Un cheval entre dans un bar, David Grossman
Ecrit par Anne Morin 07.10.15 dans La Une Livres, La rentrée littéraire, Les Livres, Critiques, Israël, Roman, Seuil
Un cheval entre dans un bar, août 2015, traduit de l’hébreu par Nicolas Weill, 228 pages, 19 €
Ecrivain(s): David Grossman Edition: Seuil
Qui n’a jamais vu un humoriste se pencher en bord de scène pour apostropher un ou plusieurs spectateurs qu’il ne « lâchera » plus de tout le spectacle ?
Dans la plus pure tradition du one man show, Dovalé harponne le public de la salle minable où il se produit pour un spectacle dont on apprendra que c’est le dernier : « Je vous offrirai un pot-pourri de mes vingt dernières années de carrière, comme c’était pas écrit dans l’annonce » (p.33).
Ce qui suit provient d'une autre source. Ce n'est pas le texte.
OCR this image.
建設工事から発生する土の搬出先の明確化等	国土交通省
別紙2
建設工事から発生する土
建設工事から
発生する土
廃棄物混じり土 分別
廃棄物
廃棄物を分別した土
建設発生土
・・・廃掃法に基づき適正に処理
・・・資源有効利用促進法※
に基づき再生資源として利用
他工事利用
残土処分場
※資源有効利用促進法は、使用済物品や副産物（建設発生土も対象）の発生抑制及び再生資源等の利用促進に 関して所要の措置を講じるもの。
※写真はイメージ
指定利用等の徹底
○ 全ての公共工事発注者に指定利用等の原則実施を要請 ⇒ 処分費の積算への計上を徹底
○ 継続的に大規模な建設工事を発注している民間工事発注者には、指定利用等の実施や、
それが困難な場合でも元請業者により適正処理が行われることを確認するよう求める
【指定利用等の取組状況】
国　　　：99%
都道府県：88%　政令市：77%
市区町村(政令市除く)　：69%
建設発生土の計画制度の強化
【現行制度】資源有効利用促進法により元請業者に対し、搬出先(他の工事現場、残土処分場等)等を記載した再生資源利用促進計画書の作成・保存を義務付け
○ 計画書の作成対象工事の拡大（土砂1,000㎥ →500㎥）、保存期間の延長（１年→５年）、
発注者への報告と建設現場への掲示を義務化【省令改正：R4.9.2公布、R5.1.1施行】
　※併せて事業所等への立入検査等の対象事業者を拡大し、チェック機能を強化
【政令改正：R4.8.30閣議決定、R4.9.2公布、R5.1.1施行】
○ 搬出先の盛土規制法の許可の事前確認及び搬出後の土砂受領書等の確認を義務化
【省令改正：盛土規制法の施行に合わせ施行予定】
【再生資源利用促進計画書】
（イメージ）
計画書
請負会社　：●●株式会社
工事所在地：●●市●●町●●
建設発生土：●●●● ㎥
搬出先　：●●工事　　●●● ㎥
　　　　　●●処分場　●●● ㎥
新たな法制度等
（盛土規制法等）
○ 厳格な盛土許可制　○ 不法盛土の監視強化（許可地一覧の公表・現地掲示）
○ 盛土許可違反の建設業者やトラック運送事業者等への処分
C’est aussi le jour de son anniversaire. Peu à peu, son numéro de « clown » se délite. Un homme est là, dans la salle, invité par l’humoriste qui a suivi sa trace pendant des années (il a cinquante-sept ans), un ancien camarade de classe perdu de vue et retrouvé dans un camp de jeunesse, puis à nouveau emporté par la vie. Ironie du sort ? C’est un juge que Dovalé a invité là en lui demandant de lui dire, très précisément, comment il se tire de son spectacle, ce que les autres en face, le public et plus particulièrement lui, le juge à la retraite, renvoient de lui et ce qu’il retourne aux autres :
« Apparemment, il sollicitait une réponse de ma part, mais je ne savais pas quelle était sa demande. Peut-être l’avait-il déjà formulée et m’avait-elle échappé. Je me souviens d’avoir regardé mes souliers. Quelque chose en eux, dans leur façon de converger l’un vers l’autre, m’a soudain saisi à la gorge » (p.25).
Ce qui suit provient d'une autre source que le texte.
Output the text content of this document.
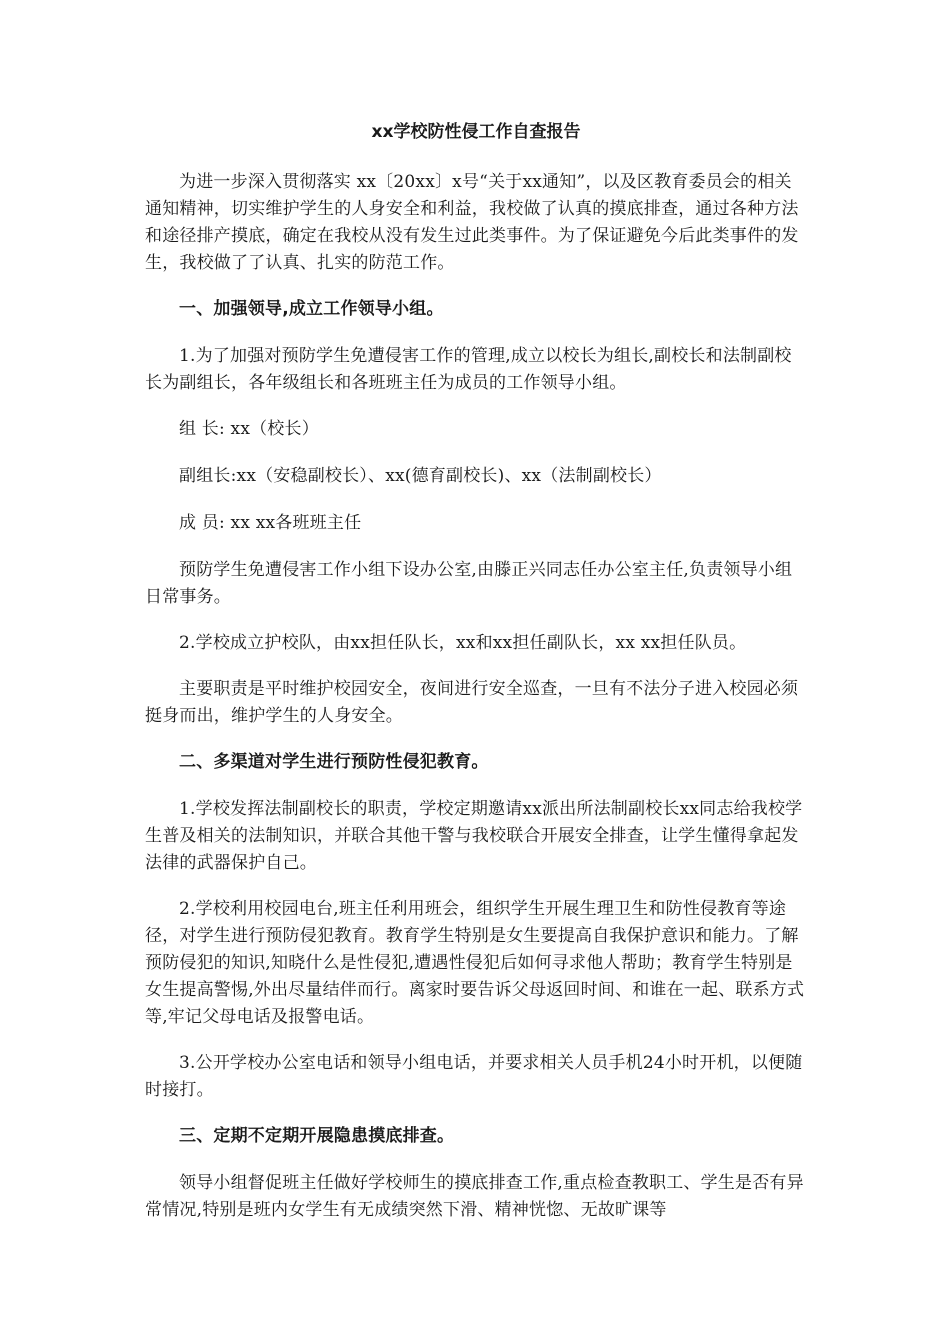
xx学校防性侵工作自查报告

为进一步深入贯彻落实 xx〔20xx〕x号“关于xx通知”，以及区教育委员会的相关通知精神，切实维护学生的人身安全和利益，我校做了认真的摸底排查，通过各种方法和途径排产摸底，确定在我校从没有发生过此类事件。为了保证避免今后此类事件的发生，我校做了了认真、扎实的防范工作。

一、加强领导,成立工作领导小组。

1.为了加强对预防学生免遭侵害工作的管理,成立以校长为组长,副校长和法制副校长为副组长，各年级组长和各班班主任为成员的工作领导小组。

组 长: xx（校长）

副组长:xx（安稳副校长）、xx(德育副校长)、xx（法制副校长）

成 员: xx xx各班班主任

预防学生免遭侵害工作小组下设办公室,由滕正兴同志任办公室主任,负责领导小组日常事务。

2.学校成立护校队，由xx担任队长，xx和xx担任副队长，xx xx担任队员。

主要职责是平时维护校园安全，夜间进行安全巡查，一旦有不法分子进入校园必须挺身而出，维护学生的人身安全。

二、多渠道对学生进行预防性侵犯教育。

1.学校发挥法制副校长的职责，学校定期邀请xx派出所法制副校长xx同志给我校学生普及相关的法制知识，并联合其他干警与我校联合开展安全排查，让学生懂得拿起发法律的武器保护自己。

2.学校利用校园电台,班主任利用班会，组织学生开展生理卫生和防性侵教育等途径，对学生进行预防侵犯教育。教育学生特别是女生要提高自我保护意识和能力。了解预防侵犯的知识,知晓什么是性侵犯,遭遇性侵犯后如何寻求他人帮助；教育学生特别是女生提高警惕,外出尽量结伴而行。离家时要告诉父母返回时间、和谁在一起、联系方式等,牢记父母电话及报警电话。

3.公开学校办公室电话和领导小组电话，并要求相关人员手机24小时开机，以便随时接打。

三、定期不定期开展隐患摸底排查。

领导小组督促班主任做好学校师生的摸底排查工作,重点检查教职工、学生是否有异常情况,特别是班内女学生有无成绩突然下滑、精神恍惚、无故旷课等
Au cours de la soirée ce jeu de miroirs, encore faussé par l’ambivalence du personnage de Dovalé qui tour à tour se joue, joue un rôle et se dédouble, s’infligeant des gifles puis des coups de poing très violents, va lui permettre de s’exprimer, et au public, en retour, de manifester : « Imbécile, lâche-t-il d’une voix rauque, et c’est comme si la main, les doigts marmonnaient (…) Par-delà la main qui étreint son visage, il balance un sourire figé à l’assemblée, comme derrière un grillage » (p.38).
« Le poing vole si vite que je distingue à peine la main. J’entends le coup sur les dents de Dovalé qui s’entrechoquent, et toute sa figure se détache presque de son cou. Les lunettes tombent par terre.
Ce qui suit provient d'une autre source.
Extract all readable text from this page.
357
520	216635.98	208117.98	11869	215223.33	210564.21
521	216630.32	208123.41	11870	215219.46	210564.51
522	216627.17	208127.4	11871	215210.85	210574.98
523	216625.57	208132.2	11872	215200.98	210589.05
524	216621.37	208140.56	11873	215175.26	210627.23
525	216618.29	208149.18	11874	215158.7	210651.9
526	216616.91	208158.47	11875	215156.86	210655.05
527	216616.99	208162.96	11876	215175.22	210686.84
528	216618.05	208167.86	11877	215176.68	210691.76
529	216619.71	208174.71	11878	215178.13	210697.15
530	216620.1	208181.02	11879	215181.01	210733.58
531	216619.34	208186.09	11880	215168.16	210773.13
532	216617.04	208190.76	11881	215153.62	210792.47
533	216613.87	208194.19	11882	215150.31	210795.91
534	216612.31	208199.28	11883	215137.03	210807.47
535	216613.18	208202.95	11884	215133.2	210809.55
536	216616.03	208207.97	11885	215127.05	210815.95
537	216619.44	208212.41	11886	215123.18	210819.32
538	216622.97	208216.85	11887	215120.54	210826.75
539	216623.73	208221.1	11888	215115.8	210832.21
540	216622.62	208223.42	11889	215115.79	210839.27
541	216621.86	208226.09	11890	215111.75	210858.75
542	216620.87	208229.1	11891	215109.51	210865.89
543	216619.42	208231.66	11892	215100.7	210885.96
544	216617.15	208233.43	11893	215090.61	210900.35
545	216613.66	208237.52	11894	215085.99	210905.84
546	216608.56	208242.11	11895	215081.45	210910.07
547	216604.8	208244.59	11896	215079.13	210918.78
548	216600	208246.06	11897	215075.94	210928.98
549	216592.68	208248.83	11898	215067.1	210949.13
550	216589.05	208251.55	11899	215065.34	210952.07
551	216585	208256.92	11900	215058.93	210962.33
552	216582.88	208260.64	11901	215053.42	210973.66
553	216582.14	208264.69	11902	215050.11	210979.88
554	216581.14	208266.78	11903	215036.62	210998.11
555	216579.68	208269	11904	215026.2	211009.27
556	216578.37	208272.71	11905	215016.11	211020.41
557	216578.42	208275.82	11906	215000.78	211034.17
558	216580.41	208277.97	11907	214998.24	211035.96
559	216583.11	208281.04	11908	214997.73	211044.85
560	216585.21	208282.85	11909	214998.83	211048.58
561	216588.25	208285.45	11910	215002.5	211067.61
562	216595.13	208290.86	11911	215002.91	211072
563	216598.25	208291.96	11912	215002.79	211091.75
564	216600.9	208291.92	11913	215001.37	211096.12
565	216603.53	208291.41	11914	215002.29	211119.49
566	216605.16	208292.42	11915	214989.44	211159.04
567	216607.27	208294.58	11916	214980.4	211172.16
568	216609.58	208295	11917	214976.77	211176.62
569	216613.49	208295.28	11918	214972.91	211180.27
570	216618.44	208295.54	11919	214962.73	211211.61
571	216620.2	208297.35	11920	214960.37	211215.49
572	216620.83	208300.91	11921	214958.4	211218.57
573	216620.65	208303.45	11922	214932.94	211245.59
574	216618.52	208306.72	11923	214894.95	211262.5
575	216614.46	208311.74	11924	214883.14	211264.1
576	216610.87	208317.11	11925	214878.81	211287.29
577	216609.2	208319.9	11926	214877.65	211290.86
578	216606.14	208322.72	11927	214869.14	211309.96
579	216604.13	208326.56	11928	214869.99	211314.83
Sans modifier son expression, il suffoque sous la douleur. De ses deux doigts, il relève les commissures de ses lèvres » (p.178).
Bien plus qu’un jeu de scène, c’est l’histoire d’un homme. Si on y prend un peu garde, on voit que le public est en outre un reflet de la société israélienne : des soldats en permission, des « fauteurs de troubles », des personnes aisées, des jeunes, une petite femme qui fut sa voisine et qui paraît en arbitre : « Je n’ai pas du tout changé ? raille-t-il. Non, non, non, je n’ai pas changé ? Il cache son front avec sa main et l’observe avec des yeux fiévreux. Le public suit, fasciné par ce qui se déroule devant lui : le tissu de la vie qui se métamorphose en bonne blague » (p.57).
Tous sont venus pour rire, se distraire, oublier, s’oublier. Il en faut pour tous les goûts dans ce spectacle total, car ce que Dovalé joue ce soir, c’est sa vie : son jeu de scène, lorsqu’il se rassemble,se remembre, est révélateur : « Il se lève. Ramasse en silence ses membres étalés sur le plancher, l’un après l’autre – un bras, une jambe, la tête, une main, le postérieur –, comme des vêtements éparpillés. Un rire étouffé se répand dans le public comme je n’en ai pas encore entendu ce soir. Rire d’étonnement face à la méticulosité, à la finesse, à l’intelligence de l’acteur » (p.90-91). Dovalé joue le ludion entre passé et présent, culpabilité et circonstances atténuantes, mime et étoffe de la réalité.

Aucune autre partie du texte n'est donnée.